If you inherited huge amount of money from your parents and you can make a living out of bank interest, you may not need an active income and not need to take any risk for the other passive income types. If that’s not you like me, you need an active income first. You should first focus on building your career to get a regular job or starting and managing your business until it generates meaningful revenue. Your active income should be there to support your passive income activities so that even if you fail in your passive income, active income should be able to keep supporting you.
Passive Income Trend
To be honest, there is nothing very special about active income. The income type existed for many decades, and when people think about a job or making money, it is the active income that comes to their mind first. What about passive income? It also has existed for many decades, but it seems like it is getting more interest from people.
According to Google Trend, people increasingly searched “passive income” on Google over the past 5 years. If this trend continues, it is likely that people’s interest in passive income would continue to rise. If we compare passive income against “active income” and “nonpassive income”, we can see the stark comparison as below.
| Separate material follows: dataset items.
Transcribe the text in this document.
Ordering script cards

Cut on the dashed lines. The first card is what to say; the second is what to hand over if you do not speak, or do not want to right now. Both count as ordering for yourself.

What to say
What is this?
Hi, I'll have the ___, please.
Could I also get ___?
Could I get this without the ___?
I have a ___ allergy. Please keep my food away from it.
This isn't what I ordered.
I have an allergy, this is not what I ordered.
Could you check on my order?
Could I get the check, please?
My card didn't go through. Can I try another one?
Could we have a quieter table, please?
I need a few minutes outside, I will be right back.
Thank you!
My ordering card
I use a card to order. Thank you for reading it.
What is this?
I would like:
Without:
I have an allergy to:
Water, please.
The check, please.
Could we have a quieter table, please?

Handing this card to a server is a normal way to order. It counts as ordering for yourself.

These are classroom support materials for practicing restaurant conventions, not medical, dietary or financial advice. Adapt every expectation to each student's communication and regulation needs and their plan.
The blue line is passive income, the red line is active income, and the yellow line is nonpassive income. As you can find, passive income has gained much more interest over that period from people.
Why more interest in passive income?
We found that people’s interest in passive income has been on the rise for the last 5 years. I believe that the reason is that there is a massive opportunity to make passive income in addition to active income. If you google “passive income”, you will have an endless supply of search result introducing various examples including writing an ebook, running a blog, selling products online, and more. All of these are possible thanks to the Internet.
It is not a secret that a successful YouTuber earns more money than a small company. Many people share how to earn money using social media like Facebook, Instagram, and more. As many more people actively engage in online, the popularity of earning passive income online will also increase. Then, what do you need to generate passive income?
Two essential elements for passive income
Please let me share what I learned about passive income and the two essential elements for passive income. I know you will be disappointed by hearing this because it is quite obvious. What I learned from my experiences is that you need time and money to build a passive income. If you have money, you can use it to bring in more money. Remember bank interest, stock dividends, and rental investment. Also, if you want to spend time, you can write an ebook, build a blog, make online courses and etc.
What does this tell us? It tells us there is no free passive income. You have to spend your time or/and money to build passive income.
In this post, I explained the differences between passive and active income and introduced basic examples. I want to recommend to secure active income first and then move on to passive income. Lastly, please be ready to spend your time and money to build a passive income stream. Also, choose the right passive income source that fits your interest, expertise, and personality.
As I did the research for this article, I found the relevant story.
“the story of Bruno and Pablo where Pablo works hard to set up a pipeline for water instead of carrying the water buckets every day and as a result of his hard work, Pablo succeeds in growing the business exponentially whereas Bruno earned very less even after carrying the water buckets daily.” Quora
It will need your time and money, but don’t give up. Build your pipeline for your long-term gains.